Originally Posted by
ExAAerOnDL
So is it okay to lie about your age to get a senior discount? How about using your kid's reduced-fare subway card for you to travel? You are lying to the airline in an effort to get a lower fare than the one they are willing to sell you for your true itinerary. That is fraud, it is wrong, and you can use moral relativism, and dismiss the concept of freedom of contract all you want to defend it, but those are the facts.
As for Southwest allowing hidden-city ticketing, good for them. Of course, they don't operate a hub-and-spoke network, so there aren't a hell of a lot of hidden-city fares out there for them to be worried about. In fact, Southwest's fares are horribly price uncompetitive when you get away from their bread-and-butter point-to-point nonstops. And their profitability has nothing to do with allowing ticketing fraud.
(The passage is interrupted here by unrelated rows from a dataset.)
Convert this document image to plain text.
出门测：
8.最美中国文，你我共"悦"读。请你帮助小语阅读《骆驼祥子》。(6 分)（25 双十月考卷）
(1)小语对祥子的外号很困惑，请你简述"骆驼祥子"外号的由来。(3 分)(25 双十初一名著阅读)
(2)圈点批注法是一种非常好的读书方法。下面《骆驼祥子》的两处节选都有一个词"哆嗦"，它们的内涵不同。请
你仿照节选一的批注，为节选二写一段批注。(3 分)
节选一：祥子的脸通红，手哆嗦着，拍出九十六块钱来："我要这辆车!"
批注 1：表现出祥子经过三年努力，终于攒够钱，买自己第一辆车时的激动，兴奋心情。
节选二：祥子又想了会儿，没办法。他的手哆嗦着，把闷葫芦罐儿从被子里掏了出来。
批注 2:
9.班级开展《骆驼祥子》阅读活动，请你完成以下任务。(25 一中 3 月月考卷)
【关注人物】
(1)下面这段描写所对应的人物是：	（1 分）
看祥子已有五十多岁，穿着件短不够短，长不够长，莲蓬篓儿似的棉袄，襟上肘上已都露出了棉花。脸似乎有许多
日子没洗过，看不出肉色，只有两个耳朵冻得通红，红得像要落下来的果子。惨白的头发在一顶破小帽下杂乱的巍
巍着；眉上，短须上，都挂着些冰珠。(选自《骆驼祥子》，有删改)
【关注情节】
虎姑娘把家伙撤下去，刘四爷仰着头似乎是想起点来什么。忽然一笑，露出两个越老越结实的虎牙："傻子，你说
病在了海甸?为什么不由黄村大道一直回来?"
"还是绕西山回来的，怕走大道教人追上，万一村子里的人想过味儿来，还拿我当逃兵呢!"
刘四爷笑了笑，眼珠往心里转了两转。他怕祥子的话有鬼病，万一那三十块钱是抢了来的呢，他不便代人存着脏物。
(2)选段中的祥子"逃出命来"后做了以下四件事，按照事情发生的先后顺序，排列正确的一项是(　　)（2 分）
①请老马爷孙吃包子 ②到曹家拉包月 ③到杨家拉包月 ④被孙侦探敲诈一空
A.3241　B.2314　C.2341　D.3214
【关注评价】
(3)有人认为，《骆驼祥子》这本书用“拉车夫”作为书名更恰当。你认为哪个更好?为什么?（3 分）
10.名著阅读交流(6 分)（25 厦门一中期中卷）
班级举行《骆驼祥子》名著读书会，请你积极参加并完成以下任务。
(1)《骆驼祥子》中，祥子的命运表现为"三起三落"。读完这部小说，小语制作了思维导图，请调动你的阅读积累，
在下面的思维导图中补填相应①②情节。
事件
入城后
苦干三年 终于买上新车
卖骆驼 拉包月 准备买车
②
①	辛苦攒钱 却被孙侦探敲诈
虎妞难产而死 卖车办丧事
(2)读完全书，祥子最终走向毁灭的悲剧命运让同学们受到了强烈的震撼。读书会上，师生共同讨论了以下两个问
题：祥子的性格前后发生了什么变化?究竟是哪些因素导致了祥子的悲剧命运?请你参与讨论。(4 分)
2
Rather, it has to do with a lower cost structure (and recently, with aggressive fuel hedging).
Perhaps most ironic, however, is that you would contest charges on your credit card because "you never authorized them." So I guess you don't like people taking money from YOU, but you think it's okay to steal from DL's shareholders. Interesting philosophy.
There is no such thing as fraudulent ticketing in cases where you purchase one or more tickets offered for sale and you actually pay for them. Other than forcing you to use coupons in sequence there is no recourse. Anything else is airline baloney.
Fraud is buying tickets on a stolen card or some such thing.
Hidden cities are the same thing. If I can get a ticket beyond the point of my destination cheaper and get off where I want to there is nothing wrong or illegal about it.